Le paracétamol est un antalgique de palier 1 selon la classification de l’OMS (même niveau qu’un cachet d’aspirine) (4) bien connu sous des marques comme le Doliprane, Dafalgan, Efferalgan, etc. Autrement dit, face à la situation médicale de madame Sébire, ce n’était rien. Autant partir à la chasse aux éléphants avec un couteau en plastique.
C’est le docteur Jean-Louis Béal, chef de l’unité de soins palliatifs du CHU de Dijon, qui l’affirme : sur le sujet de la prise en charge des douleurs de madame Sébire "certaines vérités ont largement été tronquées.
Depuis que l’affaire a été médiatisée, on a entendu dire que cette
patiente souffrait de douleurs que rien ne permettait de soulager au
niveau médical. Et que donc la seule solution possible était qu’on
l’aide à mourir. Pour accréditer cette thèse, certains ont même dit
qu’elle avait une allergie à la morphine. Tout cela est inexact". (1)
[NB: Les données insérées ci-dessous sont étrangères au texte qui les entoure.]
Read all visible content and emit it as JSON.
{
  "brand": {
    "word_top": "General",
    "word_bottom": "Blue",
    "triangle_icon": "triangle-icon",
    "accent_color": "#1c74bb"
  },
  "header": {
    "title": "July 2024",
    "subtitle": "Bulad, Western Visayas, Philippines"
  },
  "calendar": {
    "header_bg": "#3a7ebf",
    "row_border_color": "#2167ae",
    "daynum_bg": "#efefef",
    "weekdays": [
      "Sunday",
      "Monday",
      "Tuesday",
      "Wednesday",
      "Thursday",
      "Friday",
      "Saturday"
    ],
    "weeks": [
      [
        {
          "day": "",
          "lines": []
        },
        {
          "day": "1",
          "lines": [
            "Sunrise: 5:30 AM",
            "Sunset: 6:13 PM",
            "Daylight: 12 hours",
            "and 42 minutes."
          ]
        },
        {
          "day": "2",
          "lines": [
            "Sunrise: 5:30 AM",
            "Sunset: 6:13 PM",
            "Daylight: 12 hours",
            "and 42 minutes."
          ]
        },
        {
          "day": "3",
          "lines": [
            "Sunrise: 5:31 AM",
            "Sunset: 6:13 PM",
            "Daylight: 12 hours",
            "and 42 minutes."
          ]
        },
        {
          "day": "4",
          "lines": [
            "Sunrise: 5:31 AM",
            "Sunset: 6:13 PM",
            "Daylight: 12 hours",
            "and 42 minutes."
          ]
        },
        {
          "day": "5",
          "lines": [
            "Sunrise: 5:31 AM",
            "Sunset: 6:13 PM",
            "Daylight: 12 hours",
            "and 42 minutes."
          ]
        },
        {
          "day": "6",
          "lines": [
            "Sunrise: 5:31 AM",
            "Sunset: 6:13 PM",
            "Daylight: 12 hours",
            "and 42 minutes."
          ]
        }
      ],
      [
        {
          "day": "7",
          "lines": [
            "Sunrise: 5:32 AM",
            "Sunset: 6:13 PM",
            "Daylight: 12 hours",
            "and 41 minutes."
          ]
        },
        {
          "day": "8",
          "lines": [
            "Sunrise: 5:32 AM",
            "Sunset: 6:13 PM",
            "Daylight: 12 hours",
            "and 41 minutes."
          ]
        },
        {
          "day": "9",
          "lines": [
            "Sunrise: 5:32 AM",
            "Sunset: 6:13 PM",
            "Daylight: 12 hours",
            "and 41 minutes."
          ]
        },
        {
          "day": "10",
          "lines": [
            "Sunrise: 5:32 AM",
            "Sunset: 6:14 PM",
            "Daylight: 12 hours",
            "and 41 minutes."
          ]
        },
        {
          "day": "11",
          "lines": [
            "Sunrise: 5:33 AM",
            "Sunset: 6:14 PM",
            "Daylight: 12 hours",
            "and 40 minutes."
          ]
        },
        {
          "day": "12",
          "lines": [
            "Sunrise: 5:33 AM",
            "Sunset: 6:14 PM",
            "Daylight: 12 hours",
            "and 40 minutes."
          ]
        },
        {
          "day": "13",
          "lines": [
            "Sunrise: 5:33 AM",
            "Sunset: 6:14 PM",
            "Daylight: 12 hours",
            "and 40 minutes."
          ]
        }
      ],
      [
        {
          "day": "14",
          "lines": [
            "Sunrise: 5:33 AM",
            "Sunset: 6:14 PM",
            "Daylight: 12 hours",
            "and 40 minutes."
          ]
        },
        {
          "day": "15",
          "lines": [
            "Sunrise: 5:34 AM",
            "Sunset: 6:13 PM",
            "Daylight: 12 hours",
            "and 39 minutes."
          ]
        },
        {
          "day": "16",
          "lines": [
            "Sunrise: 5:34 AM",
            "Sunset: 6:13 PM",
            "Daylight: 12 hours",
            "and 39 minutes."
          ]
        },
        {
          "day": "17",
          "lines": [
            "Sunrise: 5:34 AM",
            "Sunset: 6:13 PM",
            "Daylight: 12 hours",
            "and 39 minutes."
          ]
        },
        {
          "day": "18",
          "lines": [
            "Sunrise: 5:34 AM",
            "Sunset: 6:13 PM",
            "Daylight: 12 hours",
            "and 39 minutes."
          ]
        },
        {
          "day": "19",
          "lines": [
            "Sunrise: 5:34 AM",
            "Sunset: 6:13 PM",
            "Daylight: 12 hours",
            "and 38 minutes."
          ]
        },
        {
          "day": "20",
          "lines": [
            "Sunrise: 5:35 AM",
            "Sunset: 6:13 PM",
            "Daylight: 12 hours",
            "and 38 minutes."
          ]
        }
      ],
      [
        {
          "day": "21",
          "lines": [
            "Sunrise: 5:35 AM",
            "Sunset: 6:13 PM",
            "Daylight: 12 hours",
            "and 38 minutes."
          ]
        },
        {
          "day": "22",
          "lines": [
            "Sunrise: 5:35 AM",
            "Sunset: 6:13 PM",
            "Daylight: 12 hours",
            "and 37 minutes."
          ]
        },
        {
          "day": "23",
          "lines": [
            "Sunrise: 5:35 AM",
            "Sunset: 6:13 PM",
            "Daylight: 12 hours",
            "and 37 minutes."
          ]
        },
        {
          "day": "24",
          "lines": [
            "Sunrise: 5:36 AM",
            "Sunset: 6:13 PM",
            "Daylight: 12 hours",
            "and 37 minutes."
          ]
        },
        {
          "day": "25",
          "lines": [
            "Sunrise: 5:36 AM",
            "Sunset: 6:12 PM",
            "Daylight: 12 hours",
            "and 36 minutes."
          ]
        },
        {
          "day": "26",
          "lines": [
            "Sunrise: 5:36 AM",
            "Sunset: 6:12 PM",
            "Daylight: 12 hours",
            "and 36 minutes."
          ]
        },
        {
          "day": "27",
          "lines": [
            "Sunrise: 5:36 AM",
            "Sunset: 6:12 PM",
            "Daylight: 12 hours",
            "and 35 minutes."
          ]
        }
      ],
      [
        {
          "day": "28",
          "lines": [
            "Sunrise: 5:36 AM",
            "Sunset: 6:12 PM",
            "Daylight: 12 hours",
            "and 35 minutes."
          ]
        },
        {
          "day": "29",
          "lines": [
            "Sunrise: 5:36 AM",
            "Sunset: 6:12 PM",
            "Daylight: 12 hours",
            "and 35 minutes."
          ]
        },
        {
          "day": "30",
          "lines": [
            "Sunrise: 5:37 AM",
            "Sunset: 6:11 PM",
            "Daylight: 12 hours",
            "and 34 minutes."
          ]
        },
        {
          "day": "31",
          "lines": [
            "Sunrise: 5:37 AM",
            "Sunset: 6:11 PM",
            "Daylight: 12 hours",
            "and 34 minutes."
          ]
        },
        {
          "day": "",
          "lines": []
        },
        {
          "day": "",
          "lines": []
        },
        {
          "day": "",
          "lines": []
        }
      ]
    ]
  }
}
Chantal Sébire, elle-même, invoquera sa souffrance dans la requête qu’elle adressera au tribunal de Dijon : "ses douleurs physiques ne peuvent pas être soulagées par la morphine" ou encore "les souffrances intenses et permanentes qui sont aujourd’hui les siennes (...) amènent madame Sébire à vous saisir d’une demande (...)". (2)
Pourtant, le témoignage du docteur Béal, spécialiste de la douleur et donc moins susceptible de se faire manipuler sur le sujet, est très net : "Chantal Sébire a refusé tous les traitements antalgiques que je lui proposais, arguant d’effets secondaires qu’elle estimait intolérables."
Des effets, secondaires ? Lesquels ? Le docteur poursuit : "Elle considérait que ces médicaments allaient la rendre somnolente et lui faire perdre le contrôle de sa volonté. La seule chose qu’elle acceptait de prendre, c’était du paracétamol."
Enfin, ce médecin, qui avait rencontré madame Sébire quelques semaines avant les faits, fin 2007, achève son propos en écartant les arguments d’allergie à la morphine parfois évoqués : "Simplement, elle ne voulait pas prendre ce produit. Elle m’a dit que la morphine, c’était de la chimie, donc du poison."
Etrange comportement que de refuser de prendre un "poison" quelques semaines avant de demander qu’on lui en administre...
Madame Sébire souffrait donc, effectivement. Cela n’est pas contestable. Mais parce qu’elle refusait de se soigner. Son cas n’était donc pas le cas insoluble pour la science que certains esprits ont bien voulu nous montrer, l’ADMD de monsieur Roméro en tête ("le TGI de Dijon impose à madame Sébire une peine de souffrance à vie") (3).
On nous a menti. L’opinion publique a été désinformée pour rendre la cause de madame Sébire plus à même de fédérer autour d’elle des gens de bonne foi. Car l’objectif de tout cela était bel et bien de déformer la réalité pour la rendre plus percutante d’un point de vue médiatique. Plus incisive.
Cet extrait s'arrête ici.